Serat Angger Pradata Awal & Pradata Akir Di Kraton Yogyakarta

Penulis           : Endah Susilantini
Penerbit         : KemDikBud Balai Pelestarian Nilai Budaya Yogyakarta
Tahun              : 2014
Kolasi             : vi, 144 p. : ill ; 25 cm
Ringkasan isi :
Serat Angger adalah salah satu naskah kuna yang dihasilkan di masa lalu. Naskah ini berisi tentang aturan perundang-undangan yang mengatur hukum di masa lalu. Serat Angger ditulis ketika masa Hamengkubuwana VI. Tentunya ada maksud tertentu mengapa kemudian Sultan Hamengkubuwana VI menganggap penting untuk menulis kembali Serat Angger ini. Pasti ada alasan-alasan tertentu yang ingin diungkapkan dalam serat tersebut. Apalagi di masa itu aturan perundang - undangan yang berlaku adalah hukum kerajaan dan hukum kolonial.

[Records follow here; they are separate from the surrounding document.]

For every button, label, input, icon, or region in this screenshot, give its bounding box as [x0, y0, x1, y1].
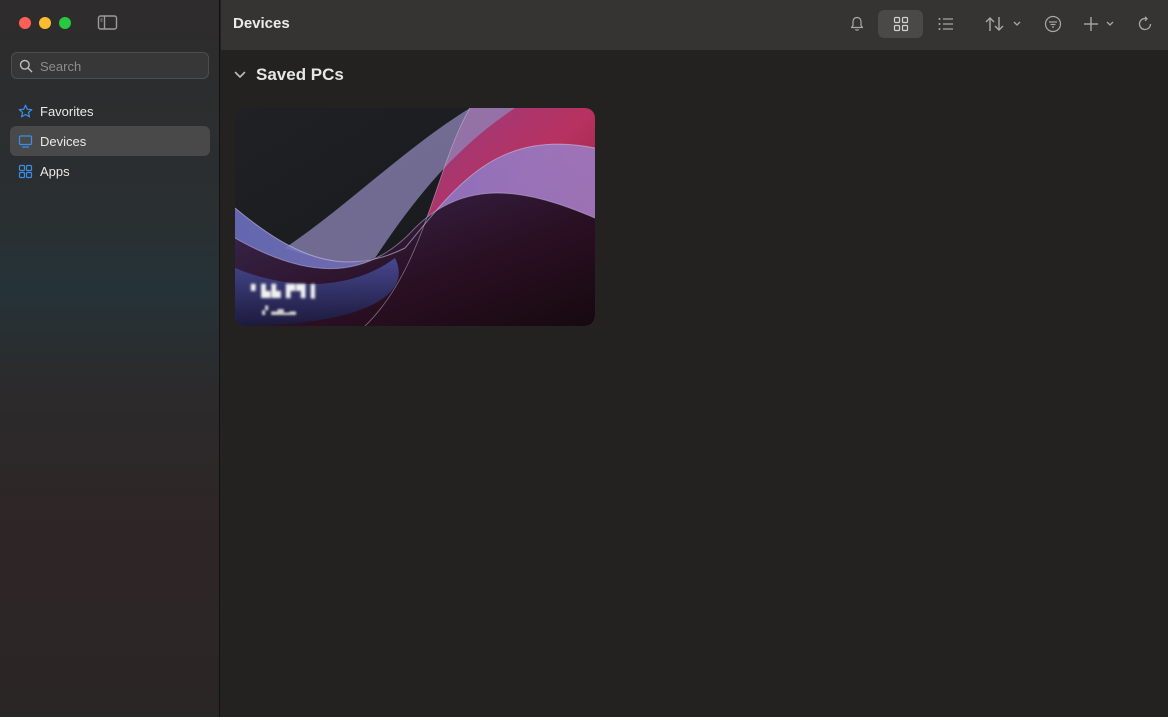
search-field[interactable] — [11, 52, 209, 79]
sidebar-item-label: Devices — [40, 133, 87, 149]
sort-menu-button[interactable] — [984, 10, 1026, 38]
page-title: Devices — [233, 15, 290, 32]
search-icon — [19, 59, 33, 73]
device-card[interactable]: ▘▙▙ ▛▜ ▌ ▗▘▃▅▂▃ — [235, 108, 595, 326]
saved-pcs-section-header[interactable]: Saved PCs — [233, 64, 344, 86]
toolbar: Devices — [221, 0, 1168, 50]
grid-view-icon — [893, 16, 908, 32]
list-view-icon — [938, 18, 953, 30]
bell-icon — [850, 16, 864, 31]
sidebar-item-label: Apps — [40, 163, 70, 179]
list-view-button[interactable] — [933, 10, 959, 38]
grid-view-button[interactable] — [878, 10, 923, 38]
section-title: Saved PCs — [256, 65, 344, 84]
window-controls — [19, 17, 71, 29]
apps-grid-icon — [17, 163, 33, 179]
sidebar-toggle-icon[interactable] — [97, 14, 119, 32]
device-subtitle: ▗▘▃▅▂▃ — [259, 306, 296, 315]
sidebar: Favorites Devices Apps — [0, 0, 220, 717]
notifications-button[interactable] — [845, 10, 869, 38]
refresh-icon — [1138, 16, 1152, 31]
sidebar-nav: Favorites Devices Apps — [10, 96, 210, 186]
star-icon — [17, 103, 33, 119]
filter-button[interactable] — [1042, 10, 1064, 38]
device-name: ▘▙▙ ▛▜ ▌ — [251, 284, 321, 298]
search-input[interactable] — [38, 56, 207, 77]
refresh-button[interactable] — [1135, 10, 1155, 38]
add-menu-button[interactable] — [1082, 10, 1118, 38]
add-icon — [1084, 17, 1114, 31]
filter-icon — [1044, 15, 1062, 33]
sidebar-item-label: Favorites — [40, 103, 94, 119]
sidebar-item-favorites[interactable]: Favorites — [10, 96, 210, 126]
minimize-window-button[interactable] — [39, 17, 51, 29]
close-window-button[interactable] — [19, 17, 31, 29]
zoom-window-button[interactable] — [59, 17, 71, 29]
sort-icon — [985, 17, 1021, 31]
chevron-down-icon — [234, 71, 246, 78]
sidebar-item-apps[interactable]: Apps — [10, 156, 210, 186]
sidebar-item-devices[interactable]: Devices — [10, 126, 210, 156]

Nasah Serat Angger merupakan salah satu naskah koleksi Perpustakaan Negeri Sanabudaya, Yogyakarta dengan nomer koleksi PBA. 196. Naskah tersebut berisi tentang perundang-undangan tradisional yang diberlakukan di Kraton Kasultanan Yogyakarta. Undang - undang tersebut mengatur sistem bermasyarakat, bernegara, serta mengandung nilai-nilai kearifan tradisional yang diteladani untuk diterapkan dalam kehidupan masyarakat. Naskah tersebut berisi tentang perundang-undangan atau Angger-angger yang berlaku di Kraton Kasultanan Yogyakarta, tepatnya dalam pemerintahan Sultan Hamengkubuwana VI.
Serat Angger PBA. 196 ditulis oleh Raden Lurah Atmasuteja, abdi dalem lurah ponakawan, putra ing Kedhaton, berdasarkan naskah induk milik Raden Riya Yudaprawira, bupati wadana dhistrik di Kalibawang. Penulisan naskah ini dilakukan atas perintah Sri Sultan Hamengkubuwana VI (1855-1877) yang diperintahkan menulis pada tanggal 1 muharram tahun jimakir 1796 atau tanggal 26 mei 1865.
Serat Angger ditulis pada hari Ahad Wage, tanggal 23 jumadilakhir 1749, adalah merupakan surat peringatan atas nama Kanjeng Sinuhun Hamengkubuwana Ngabdurakhman Sayidin Panatagama Khalifatollah. Surat tersebut disampaikan Sultan kepada Tumenggung Natapraja yang dijadikan sebagi jaksa di pradata. Ia ditugasi oleh Sultan untuk mengadili semua rakyat yang bertengkar dan berselisih. Di samping itu, tumenggung Natapraja juga diminta untuk menggunakan hati yang sungguh-sungguh dan bersih serta ikhlas. Selain Tumenggung Natapraja yang diberi wewenang untuk melerai pertengkaran, juga dibantu oleh kawan-kawannya. Hal tersebut dilakukan dengan tujuan untuk membenarkan atau mengadili kepada semua rakyat yang bertengkar, kecuali yang naik ke ranah hukum. Sesuatu yang diakibatkan oleh kekuasaan dan kecuali yang disebabkan menangani masalah rumah tangga antara suami danisteri ditangani oleh Tumenggung Natapraja sendiri. Di samping itu, urusan peradilan di pemerintah ditugaskan kepada Adipati Danureja. Peringatan perundangan yang dikeluarkan oleh Sultan ada dua hal, antara lain peradilan pradata, dan peradilan surambi.  
Mengenai peraturan tentang perundang-undangan tradisional yang dibuat oleh Sultan Hamengkubuwana adalah Serat Angger Pradata Awal dan Serat Angger Pradata Akhir. Serat Angger Pradata Awal terdiri dari 42 bagian, sedangkan Serat Angger Pradata Akhir terdiri dari 21 bagian. Mengenai isinya, Serat Angger Pradata Awal lebih banyak hal-hal yang diungkapkan dan tidak terdapat dalam isi Serat Angger Pradata Akhir, meskipun ada beberapa perbedaan dari kedua Angger tersebut. Baik Angger Pradata Awal maupun Angger Pradata Akhir, ditujukan kepada seluruh rakyat di Wilayah Kerajaan Mataram (Yogyakarta). Undang-undang  tersebut hanya diberlakukan setelah terjadinya Perjanjian Giyanti (1755) atau setelah terjadinya palihan nagari. Adapun peringatan atau Angger - angger tersebut tidak berlakunya jika diberlakukannya sebelum peristiwa perjanjian Giyanti.